Funding for first contact physiotherapists, and other additional roles in primary care, is set to increase by up to £300 million in England this year.
The extra money has been agreed in an updated GP contract, which will see funding rise from the 2020/21 figure of £430 million to a maximum of £746 million during 2021/22.
The updated GP contract outlines changes to the Additional Roles Reimbursement Scheme (ARRS), which allows primary care networks (PCNs) to access funding to employ new staff.
One important change to the scheme means that primary care networks will no longer be limited by a cap on the number of first contact physiotherapists they can employ using ARRS funding.
Instead, from April this year, no limit will exist on the number of first contact physiotherapists that PCNs can recruit via ARRS funding.
Sue Hayward-Giles, CSP assistant director of practice and development, welcomed the change: ‘Lifting the cap on the numbers of first contact physiotherapists who can be funded by the ARRS is clearly great news and recognition of the value of their roles.
To maintain this value it is essential that FCP implementation goes ahead at a pace that allows the workforce to properly develop and enables preparatory work that successfully embeds FCP roles to take place
NHS England outlined this, and other changes to the ARRS, in a recent letter, sent to all GPs and primary care networks.

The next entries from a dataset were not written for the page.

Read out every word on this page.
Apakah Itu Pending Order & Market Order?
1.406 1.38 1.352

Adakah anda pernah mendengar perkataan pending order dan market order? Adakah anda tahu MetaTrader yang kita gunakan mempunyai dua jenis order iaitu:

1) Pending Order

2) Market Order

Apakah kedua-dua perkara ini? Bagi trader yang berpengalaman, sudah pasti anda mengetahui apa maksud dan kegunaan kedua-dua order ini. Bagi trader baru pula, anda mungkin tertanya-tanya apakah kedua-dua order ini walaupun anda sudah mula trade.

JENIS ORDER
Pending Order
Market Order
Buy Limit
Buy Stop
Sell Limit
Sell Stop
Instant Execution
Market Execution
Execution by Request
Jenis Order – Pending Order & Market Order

Members who are seeking advice, support and information about FCP implementation can email: fcp@csp.org.uk and also register to join the First Contact Physiotherapy network
New funding to take account of London Weighting
Another significant change in the updated contract is an adjustment to how ARRS funding will be offered for NHS staff working in London.
Under the new contract, PCNs in London will be able to offer any staff employed via ARRS funding – including first contact physiotherapists – a salary that takes account of the extra costs associated with living in the capital, and will therefore include London Weighting.
As with the other changes, this move is due to come into effect from April this year.
‘In London, CSP members have raised the issue of London pay reimbursement ever since the ARRS was first introduced in 2019, and the CSP has previously raised this issue with the BMA,’ Ms Hayward-Giles added.
The decision to now incorporate London Weighting into the funding is an excellent development
Changes pave the way for other advanced practice physio roles
The updated GP contract will also see ARRS funding expanded to cover the employment of additional staff within primary care, including advanced practitioner roles, paramedics and mental health practitioners.
Rachel Newton, CSP head of policy, said: ‘To date the ARRS scheme has been relevant to physiotherapy as a funding mechanism for FCP roles. But the CSP has always been clear that there are other physiotherapy roles with a key role to play in primary care and that ARRS needs to be less restrictive.
The revised ARRS is a really important step forward in that it for the first time enables other Advanced Practice physiotherapist roles to be funded as additional roles
‘Furthermore, with mental health it introduces joint funding between PCNs and community services, which could offer a blue print for similar joint-funding of physiotherapy and community rehabilitation.’
NHS England, NHS Improvement and the BMA agreed the updated GP contract (which will remain valid between 2020/21 to 2023/24) earlier this month.
The changes to ARRS funding aim to give PCNs more flexibility and allow them to expand the capacity of additional roles within primary care, which will help to improve patient care and reduce the workload pressure on GPs.